The current defined contribution retirement (DC) plan system could be improved along three dimensions, according to researchers from the Center for Retirement Research (CRR) at Boston College.
In a report prepared for the Department of Labor, “An Analysis of Retirement Models to Improve Portability and Coverage,” Dr. Alicia H. Munnell, the Peter F. Drucker Professor of Management Sciences at Boston College’s Carroll School of Management and director of the CRR; Anek Belbase, research fellow; and Dr. Geoffrey T. Sanzenbacher, research economist at the CRR, say the first dimension is to minimize procedural barriers to moving money between employer plans in order to reduce the number of small and lost accounts. The second is the effect of transfers from the workplace system to the adviser-oriented retail component (such as individual retirement accounts (IRAs)), and the third is leakage from both workplace plans and IRAs, which the researchers say tends to cut balances at retirement by about 25% on average.
To enhance portability, the researchers suggest requiring DC plans to accept rollovers; standardizing rollover rules and paperwork; encouraging direct rollovers; setting up a public registry to prevent lost accounts; and creating a clearinghouse to automatically roll over small balances. To protect transfers from workplace accounts to and IRA, the researchers recommend limiting forced transfers and expand their investment options; reducing conflicts of interest through a fiduciary rule; and enhancing the transparency of fees. Finally, to reduce leakage from DC plan accounts, they suggest limiting or prohibiting cashouts at job termination; tightening hardship withdrawal criteria; and coordinating the age for penalty-free withdrawals with Social Security claiming provisions.
The researchers also note in the report that, “The percentage of workers covered [in an employer-sponsored plan] has not improved since the late 1970s.” They attribute this to two factors: Many employers—particularly small employers—do not offer a retirement plan, and the uncovered employees who work for an employer with a plan either choose not to participate, often through inertia, or are not eligible because they have not worked for the employer long enough, work too few hours, or are in a type of job that is not covered by the plan. “As a result, increasing coverage will require both expanding access to employer-based plans and increasing participation in existing plans,” the researchers say.

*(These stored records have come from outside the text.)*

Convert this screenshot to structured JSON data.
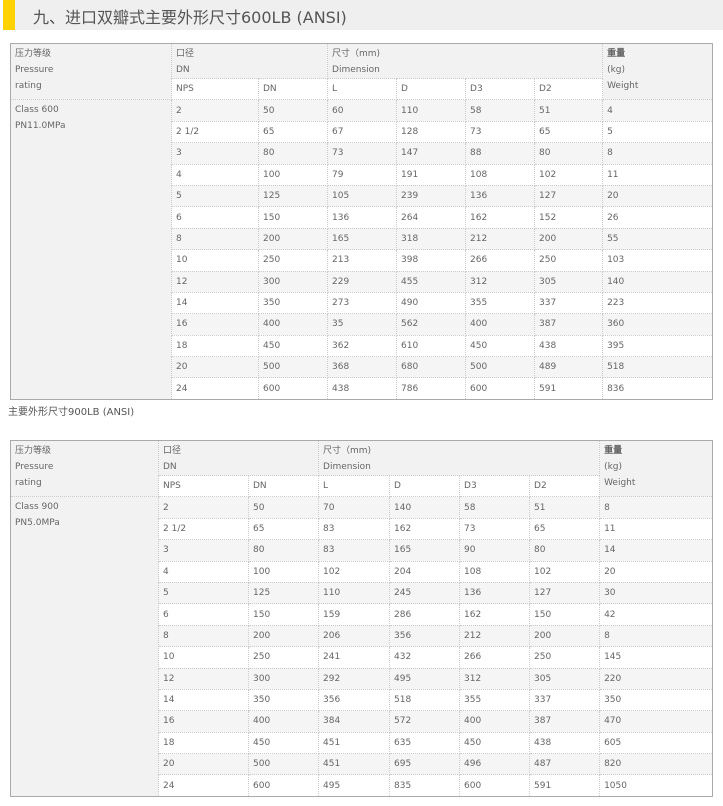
{
  "title": "九、进口双瓣式主要外形尺寸600LB (ANSI)",
  "caption": "主要外形尺寸900LB (ANSI)",
  "colors": {
    "accent": "#ffd200",
    "header_bg": "#efefef"
  },
  "tables": [
    {
      "header": {
        "rating": [
          "压力等级",
          "Pressure",
          "rating"
        ],
        "size": [
          "口径",
          "DN"
        ],
        "dimension": [
          "尺寸（mm)",
          "Dimension"
        ],
        "weight": [
          "重量",
          "(kg)",
          "Weight"
        ],
        "sub": [
          "NPS",
          "DN",
          "L",
          "D",
          "D3",
          "D2"
        ]
      },
      "rating": [
        "Class 600",
        "PN11.0MPa"
      ],
      "rows": [
        [
          "2",
          "50",
          "60",
          "110",
          "58",
          "51",
          "4"
        ],
        [
          "2 1/2",
          "65",
          "67",
          "128",
          "73",
          "65",
          "5"
        ],
        [
          "3",
          "80",
          "73",
          "147",
          "88",
          "80",
          "8"
        ],
        [
          "4",
          "100",
          "79",
          "191",
          "108",
          "102",
          "11"
        ],
        [
          "5",
          "125",
          "105",
          "239",
          "136",
          "127",
          "20"
        ],
        [
          "6",
          "150",
          "136",
          "264",
          "162",
          "152",
          "26"
        ],
        [
          "8",
          "200",
          "165",
          "318",
          "212",
          "200",
          "55"
        ],
        [
          "10",
          "250",
          "213",
          "398",
          "266",
          "250",
          "103"
        ],
        [
          "12",
          "300",
          "229",
          "455",
          "312",
          "305",
          "140"
        ],
        [
          "14",
          "350",
          "273",
          "490",
          "355",
          "337",
          "223"
        ],
        [
          "16",
          "400",
          "35",
          "562",
          "400",
          "387",
          "360"
        ],
        [
          "18",
          "450",
          "362",
          "610",
          "450",
          "438",
          "395"
        ],
        [
          "20",
          "500",
          "368",
          "680",
          "500",
          "489",
          "518"
        ],
        [
          "24",
          "600",
          "438",
          "786",
          "600",
          "591",
          "836"
        ]
      ]
    },
    {
      "header": {
        "rating": [
          "压力等级",
          "Pressure",
          "rating"
        ],
        "size": [
          "口径",
          "DN"
        ],
        "dimension": [
          "尺寸（mm)",
          "Dimension"
        ],
        "weight": [
          "重量",
          "(kg)",
          "Weight"
        ],
        "sub": [
          "NPS",
          "DN",
          "L",
          "D",
          "D3",
          "D2"
        ]
      },
      "rating": [
        "Class 900",
        "PN5.0MPa"
      ],
      "rows": [
        [
          "2",
          "50",
          "70",
          "140",
          "58",
          "51",
          "8"
        ],
        [
          "2 1/2",
          "65",
          "83",
          "162",
          "73",
          "65",
          "11"
        ],
        [
          "3",
          "80",
          "83",
          "165",
          "90",
          "80",
          "14"
        ],
        [
          "4",
          "100",
          "102",
          "204",
          "108",
          "102",
          "20"
        ],
        [
          "5",
          "125",
          "110",
          "245",
          "136",
          "127",
          "30"
        ],
        [
          "6",
          "150",
          "159",
          "286",
          "162",
          "150",
          "42"
        ],
        [
          "8",
          "200",
          "206",
          "356",
          "212",
          "200",
          "8"
        ],
        [
          "10",
          "250",
          "241",
          "432",
          "266",
          "250",
          "145"
        ],
        [
          "12",
          "300",
          "292",
          "495",
          "312",
          "305",
          "220"
        ],
        [
          "14",
          "350",
          "356",
          "518",
          "355",
          "337",
          "350"
        ],
        [
          "16",
          "400",
          "384",
          "572",
          "400",
          "387",
          "470"
        ],
        [
          "18",
          "450",
          "451",
          "635",
          "450",
          "438",
          "605"
        ],
        [
          "20",
          "500",
          "451",
          "695",
          "496",
          "487",
          "820"
        ],
        [
          "24",
          "600",
          "495",
          "835",
          "600",
          "591",
          "1050"
        ]
      ]
    }
  ]
}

They note that federal and state initiatives have been aimed at increasing coverage for traditional workers, such efforts to reduce barriers to adopting plans and laws that require employers to provide access to a plan. Efforts to expand coverage by moving away from the voluntary model and imposing a mandate on employers have been effective in other countries such as the United Kingdom; and even within the voluntary system, DC plans that automatically enroll workers—with the ability to opt out—has improved participation rates, the researchers note, adding that proposals in the U.S. to automatically enroll workers in an IRA have not been adopted at the federal level, but several states are moving forward with these auto-IRAs.
To improve participation for workers eligible for an employer DC plans, the researchers suggest mandating that these plan automatically enroll new employees immediately and non-participating employees periodically. To enhance the voluntary DC plan system, they recommend publicizing the availability of federal plans designed for small business (SEP IRAs, SIMPLE plans); expanding state-run programs like those in New Jersey and Washington if they prove successful; enacting legislation to facilitate the establishment of open multiple employer plans (MEPs); and expanding the Saver’s Tax Credit.
The researchers also advocate for mandating employers to establish plans with auto-enrollment for employees without coverage and mandating employers to contribute to a retirement plan on behalf of their employees, as in Australia.Not to leave out the self-employed and the growing number of contingent (gig) workers, the report also proposes that policymakers require individuals to contribute a percentage of earnings to a retirement savings vehicle and encourage innovative efforts to bring retirement plans to contingent workers.